Con toda la riqueza bíblica que tiene la expresión “corazón” entendido como el centro del ser del hombre, la sede de los afectos y de las decisiones, donde se da la verdadera alianza con Dios o su rechazo. El corazón de Jesús nos coloca en el centro mismo del misterio de Cristo, el Verbo encarnado, centro de la creación y de la historia. Es el “lugar” donde se da la unión hipostática de una naturaleza humana real con la Persona divina del Hijo. Es la clave que explica todo el misterio de Cristo y todo su actuar. Por el “corazón” llegamos a la interioridad de Jesús, sus deseos, sus sentimientos, sus actitudes, sus proyectos.

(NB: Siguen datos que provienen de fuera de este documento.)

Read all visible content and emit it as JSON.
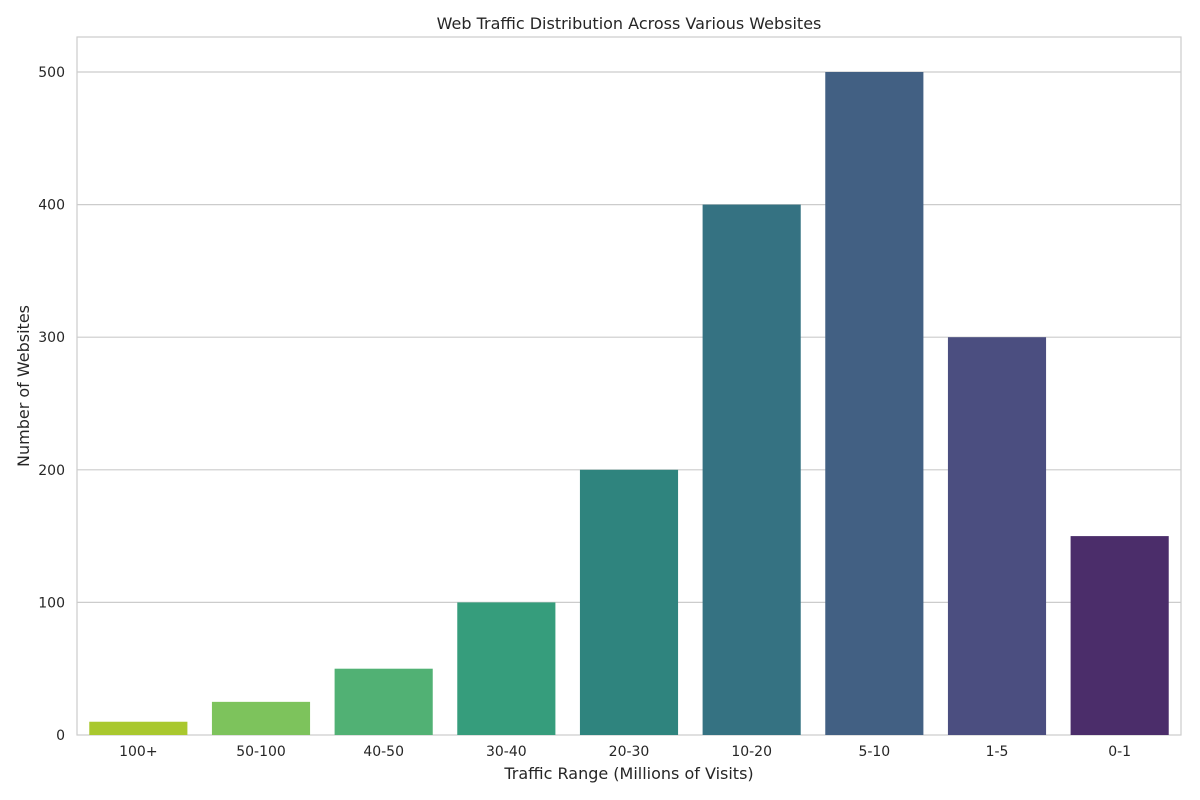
{
  "chart_data": {
    "type": "bar",
    "title": "Web Traffic Distribution Across Various Websites",
    "xlabel": "Traffic Range (Millions of Visits)",
    "ylabel": "Number of Websites",
    "categories": [
      "100+",
      "50-100",
      "40-50",
      "30-40",
      "20-30",
      "10-20",
      "5-10",
      "1-5",
      "0-1"
    ],
    "values": [
      10,
      25,
      50,
      100,
      200,
      400,
      500,
      300,
      150
    ],
    "colors": [
      "#a9c82e",
      "#7dc35c",
      "#51b174",
      "#369d7c",
      "#2f847e",
      "#357282",
      "#426083",
      "#4b4e80",
      "#4b2d6a"
    ],
    "ylim": [
      0,
      525
    ],
    "yticks": [
      0,
      100,
      200,
      300,
      400,
      500
    ],
    "grid": true,
    "legend": "none"
  }
}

El Papa San Juan Pablo II reiteró la necesidad de volver la mirada hacia el Corazón de Cristo para comprender el misterio del corazón del hombre y su dignidad: “¡No temáis! ¡Abrid, más todavía, abrid de par en par las puertas a Cristo Abrid a su potestad salvadora los confines de los Estados, los sistemas económicos y los políticos, los extensos campos de la cultura. de la civilización y del desarrollo. ¡No tengáis miedo! Cristo conoce «lo que hay dentro del hombre». ¡Sólo El lo conoce!” (Homilía de inicio de su Pontificado. 22 de octubre de 1978)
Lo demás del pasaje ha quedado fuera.